In March, Lloyd’s Chairman Lord Peter Levene finally got the attention of U.S. regulators. At a meeting in Florida, the National Association of Insurance Commissioners agreed to set up a task force, chaired by Massachusetts Commissioner Julianne Bowler, to examine options for a reform of the U.S. rules on allowing credit for reinsurance.
The current requirements fall most heavily on Lloyd’s, due to its unique structure. Many “alien” insurers and reinsurers operate through U.S. subsidiaries that follow “normal” reserving requirements. Lloyd’s has no similar operations in the U.S., as it is a market, not a company, although it is admitted in two states — Illinois and Kentucky. Under the current 100 percent requirements Lloyd’s said its “underwriters alone have to place over $11 billion into these funds in order to underwrite business with U.S. insurers.”

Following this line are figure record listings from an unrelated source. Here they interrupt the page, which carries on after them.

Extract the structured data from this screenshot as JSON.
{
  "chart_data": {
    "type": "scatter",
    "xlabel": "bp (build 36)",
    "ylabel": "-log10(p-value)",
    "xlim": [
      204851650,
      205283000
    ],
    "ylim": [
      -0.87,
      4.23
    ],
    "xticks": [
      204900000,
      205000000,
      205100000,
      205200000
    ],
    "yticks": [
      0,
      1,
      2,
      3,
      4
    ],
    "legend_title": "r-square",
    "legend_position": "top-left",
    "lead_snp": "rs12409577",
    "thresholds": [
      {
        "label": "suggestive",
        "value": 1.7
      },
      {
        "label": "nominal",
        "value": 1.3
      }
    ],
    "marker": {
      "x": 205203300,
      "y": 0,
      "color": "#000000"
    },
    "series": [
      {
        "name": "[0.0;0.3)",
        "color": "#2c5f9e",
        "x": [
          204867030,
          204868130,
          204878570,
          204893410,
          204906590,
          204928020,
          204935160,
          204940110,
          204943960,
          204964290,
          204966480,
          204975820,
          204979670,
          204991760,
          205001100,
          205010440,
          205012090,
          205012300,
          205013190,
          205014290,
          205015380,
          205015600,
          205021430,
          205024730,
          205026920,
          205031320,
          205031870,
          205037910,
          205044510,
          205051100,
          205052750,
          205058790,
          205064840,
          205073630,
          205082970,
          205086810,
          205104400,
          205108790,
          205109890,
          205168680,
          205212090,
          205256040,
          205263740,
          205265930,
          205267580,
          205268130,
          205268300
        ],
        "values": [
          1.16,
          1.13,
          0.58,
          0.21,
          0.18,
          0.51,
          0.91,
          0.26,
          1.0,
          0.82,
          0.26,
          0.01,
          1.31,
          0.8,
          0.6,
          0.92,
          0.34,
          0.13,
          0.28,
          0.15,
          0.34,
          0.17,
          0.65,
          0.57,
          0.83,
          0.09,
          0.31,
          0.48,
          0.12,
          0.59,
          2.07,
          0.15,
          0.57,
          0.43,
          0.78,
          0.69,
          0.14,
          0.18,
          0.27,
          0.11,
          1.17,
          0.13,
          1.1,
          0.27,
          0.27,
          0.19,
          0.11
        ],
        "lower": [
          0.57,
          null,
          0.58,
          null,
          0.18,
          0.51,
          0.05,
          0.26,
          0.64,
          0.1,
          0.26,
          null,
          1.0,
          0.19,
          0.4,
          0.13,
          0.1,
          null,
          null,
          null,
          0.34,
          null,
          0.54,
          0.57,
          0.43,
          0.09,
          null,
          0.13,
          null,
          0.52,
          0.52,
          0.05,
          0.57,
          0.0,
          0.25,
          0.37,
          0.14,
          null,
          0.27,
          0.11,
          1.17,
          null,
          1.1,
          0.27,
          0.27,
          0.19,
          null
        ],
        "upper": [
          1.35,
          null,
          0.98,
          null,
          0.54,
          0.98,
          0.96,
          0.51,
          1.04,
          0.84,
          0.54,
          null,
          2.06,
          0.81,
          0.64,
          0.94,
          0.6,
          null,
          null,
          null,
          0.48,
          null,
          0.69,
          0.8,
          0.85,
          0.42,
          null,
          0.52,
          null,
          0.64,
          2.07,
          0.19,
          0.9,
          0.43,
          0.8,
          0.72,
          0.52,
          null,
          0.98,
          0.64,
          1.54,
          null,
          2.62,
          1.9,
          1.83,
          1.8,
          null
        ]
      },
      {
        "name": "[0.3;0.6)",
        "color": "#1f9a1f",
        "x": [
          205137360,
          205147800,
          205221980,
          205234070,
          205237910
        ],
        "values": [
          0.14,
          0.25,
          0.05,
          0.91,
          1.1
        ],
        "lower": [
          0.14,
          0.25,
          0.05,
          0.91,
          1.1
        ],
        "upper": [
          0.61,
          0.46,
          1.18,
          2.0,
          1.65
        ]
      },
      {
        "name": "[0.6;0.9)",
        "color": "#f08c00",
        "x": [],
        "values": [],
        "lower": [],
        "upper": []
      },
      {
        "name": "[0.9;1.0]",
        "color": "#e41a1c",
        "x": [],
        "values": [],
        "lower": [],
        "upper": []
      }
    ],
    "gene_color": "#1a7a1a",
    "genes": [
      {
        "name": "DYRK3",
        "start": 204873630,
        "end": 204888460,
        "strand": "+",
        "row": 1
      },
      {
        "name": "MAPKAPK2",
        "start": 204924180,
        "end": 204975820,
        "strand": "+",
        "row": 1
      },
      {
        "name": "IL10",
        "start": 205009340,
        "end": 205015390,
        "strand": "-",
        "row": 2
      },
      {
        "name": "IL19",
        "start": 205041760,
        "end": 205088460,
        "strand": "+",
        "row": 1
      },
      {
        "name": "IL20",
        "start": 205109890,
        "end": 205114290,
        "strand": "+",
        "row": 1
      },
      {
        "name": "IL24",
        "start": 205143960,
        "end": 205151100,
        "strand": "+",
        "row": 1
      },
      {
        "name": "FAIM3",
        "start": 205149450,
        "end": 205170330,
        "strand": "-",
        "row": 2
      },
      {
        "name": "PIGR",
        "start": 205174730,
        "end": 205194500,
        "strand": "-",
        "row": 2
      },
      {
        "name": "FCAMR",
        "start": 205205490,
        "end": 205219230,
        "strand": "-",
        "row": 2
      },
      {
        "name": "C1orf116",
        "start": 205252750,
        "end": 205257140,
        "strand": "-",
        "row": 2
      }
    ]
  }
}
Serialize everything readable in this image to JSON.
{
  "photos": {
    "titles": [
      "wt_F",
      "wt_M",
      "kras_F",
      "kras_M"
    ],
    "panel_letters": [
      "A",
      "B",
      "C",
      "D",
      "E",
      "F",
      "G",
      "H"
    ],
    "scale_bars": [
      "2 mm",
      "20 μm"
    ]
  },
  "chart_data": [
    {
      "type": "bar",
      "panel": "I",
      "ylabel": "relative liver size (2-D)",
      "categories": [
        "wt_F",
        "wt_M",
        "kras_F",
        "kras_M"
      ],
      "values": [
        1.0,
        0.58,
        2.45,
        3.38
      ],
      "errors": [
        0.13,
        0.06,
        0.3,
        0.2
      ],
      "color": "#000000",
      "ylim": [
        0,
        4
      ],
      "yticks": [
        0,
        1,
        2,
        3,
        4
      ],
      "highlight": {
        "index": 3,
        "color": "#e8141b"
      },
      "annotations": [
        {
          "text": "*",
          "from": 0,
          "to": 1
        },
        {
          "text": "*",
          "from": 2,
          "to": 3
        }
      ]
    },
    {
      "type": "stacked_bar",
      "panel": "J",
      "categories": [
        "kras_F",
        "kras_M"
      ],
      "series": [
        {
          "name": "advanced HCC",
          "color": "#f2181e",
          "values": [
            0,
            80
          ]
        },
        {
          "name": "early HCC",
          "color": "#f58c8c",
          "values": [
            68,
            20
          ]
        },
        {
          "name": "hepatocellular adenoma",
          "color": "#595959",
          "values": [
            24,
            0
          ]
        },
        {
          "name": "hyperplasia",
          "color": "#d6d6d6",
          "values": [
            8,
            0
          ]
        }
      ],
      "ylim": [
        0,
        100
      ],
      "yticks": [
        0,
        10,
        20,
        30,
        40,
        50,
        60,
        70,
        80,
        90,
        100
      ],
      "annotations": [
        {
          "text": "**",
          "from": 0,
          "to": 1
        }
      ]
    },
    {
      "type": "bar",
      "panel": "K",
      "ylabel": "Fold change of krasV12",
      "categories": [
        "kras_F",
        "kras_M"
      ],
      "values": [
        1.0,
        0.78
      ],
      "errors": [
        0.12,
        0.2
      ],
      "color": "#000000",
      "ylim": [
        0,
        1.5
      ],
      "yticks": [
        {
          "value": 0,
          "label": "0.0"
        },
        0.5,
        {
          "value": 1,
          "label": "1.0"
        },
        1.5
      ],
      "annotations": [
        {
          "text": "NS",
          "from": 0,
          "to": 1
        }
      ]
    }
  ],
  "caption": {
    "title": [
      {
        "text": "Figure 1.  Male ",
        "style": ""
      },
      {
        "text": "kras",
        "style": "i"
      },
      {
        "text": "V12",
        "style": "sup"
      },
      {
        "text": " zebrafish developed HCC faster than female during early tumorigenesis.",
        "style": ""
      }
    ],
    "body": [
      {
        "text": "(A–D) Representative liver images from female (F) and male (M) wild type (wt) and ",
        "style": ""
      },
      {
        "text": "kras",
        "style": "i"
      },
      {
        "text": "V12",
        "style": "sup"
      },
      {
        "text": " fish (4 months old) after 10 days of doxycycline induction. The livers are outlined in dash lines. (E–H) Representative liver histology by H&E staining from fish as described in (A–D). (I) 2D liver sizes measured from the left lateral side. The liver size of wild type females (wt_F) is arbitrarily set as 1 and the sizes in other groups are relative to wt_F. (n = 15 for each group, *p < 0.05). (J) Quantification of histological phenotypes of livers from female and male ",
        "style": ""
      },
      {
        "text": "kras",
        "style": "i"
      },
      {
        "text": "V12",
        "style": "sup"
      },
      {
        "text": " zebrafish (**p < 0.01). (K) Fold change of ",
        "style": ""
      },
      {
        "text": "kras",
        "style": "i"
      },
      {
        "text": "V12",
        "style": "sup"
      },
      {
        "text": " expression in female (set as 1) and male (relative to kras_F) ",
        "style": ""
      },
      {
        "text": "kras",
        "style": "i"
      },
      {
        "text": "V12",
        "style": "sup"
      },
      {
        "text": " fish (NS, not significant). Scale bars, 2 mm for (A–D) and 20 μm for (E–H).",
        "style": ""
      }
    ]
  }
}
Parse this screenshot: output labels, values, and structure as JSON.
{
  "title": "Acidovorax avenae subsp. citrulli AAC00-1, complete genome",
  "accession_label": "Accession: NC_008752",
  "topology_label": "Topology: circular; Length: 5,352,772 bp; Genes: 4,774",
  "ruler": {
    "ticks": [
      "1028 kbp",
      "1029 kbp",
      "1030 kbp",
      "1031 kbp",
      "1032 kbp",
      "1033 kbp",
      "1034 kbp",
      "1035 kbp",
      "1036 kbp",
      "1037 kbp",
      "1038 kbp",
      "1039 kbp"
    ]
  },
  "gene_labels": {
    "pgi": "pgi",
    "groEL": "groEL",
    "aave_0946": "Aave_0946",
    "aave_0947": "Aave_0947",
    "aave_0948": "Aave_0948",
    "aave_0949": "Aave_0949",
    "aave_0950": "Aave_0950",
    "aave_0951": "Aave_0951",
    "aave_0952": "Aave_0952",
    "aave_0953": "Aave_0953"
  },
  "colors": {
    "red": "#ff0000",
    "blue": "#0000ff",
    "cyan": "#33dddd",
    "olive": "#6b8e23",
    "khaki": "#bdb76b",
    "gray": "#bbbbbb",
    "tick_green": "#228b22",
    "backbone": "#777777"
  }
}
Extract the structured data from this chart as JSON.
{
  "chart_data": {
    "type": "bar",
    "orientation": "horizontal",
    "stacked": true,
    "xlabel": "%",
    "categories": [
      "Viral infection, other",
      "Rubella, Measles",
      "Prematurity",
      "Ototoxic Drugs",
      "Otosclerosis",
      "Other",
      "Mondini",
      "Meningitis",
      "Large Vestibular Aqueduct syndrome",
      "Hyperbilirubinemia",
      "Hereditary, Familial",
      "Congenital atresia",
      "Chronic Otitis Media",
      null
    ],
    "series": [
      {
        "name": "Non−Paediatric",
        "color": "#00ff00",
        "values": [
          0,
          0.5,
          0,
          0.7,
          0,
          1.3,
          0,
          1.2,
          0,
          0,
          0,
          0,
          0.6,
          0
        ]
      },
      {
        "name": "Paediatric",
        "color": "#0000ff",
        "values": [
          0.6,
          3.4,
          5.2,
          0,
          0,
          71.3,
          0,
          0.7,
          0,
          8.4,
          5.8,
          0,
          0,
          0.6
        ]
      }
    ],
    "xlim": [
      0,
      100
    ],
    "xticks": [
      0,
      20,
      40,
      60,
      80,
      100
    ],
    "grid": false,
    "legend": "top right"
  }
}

Other non-U.S. companies are also often required to fund liabilities when policies are written outside of their subsidiaries.
The move to change the rules for reinsurers has advanced through the NAIC committees but its likelihood of being adopted by states is uncertain. A number of regulators oppose it, as does the American Insurance Association, which argues that “solvency protection is necessary because unlicensed reinsurers are not subject to financial regulation and review/audit by state regulators.”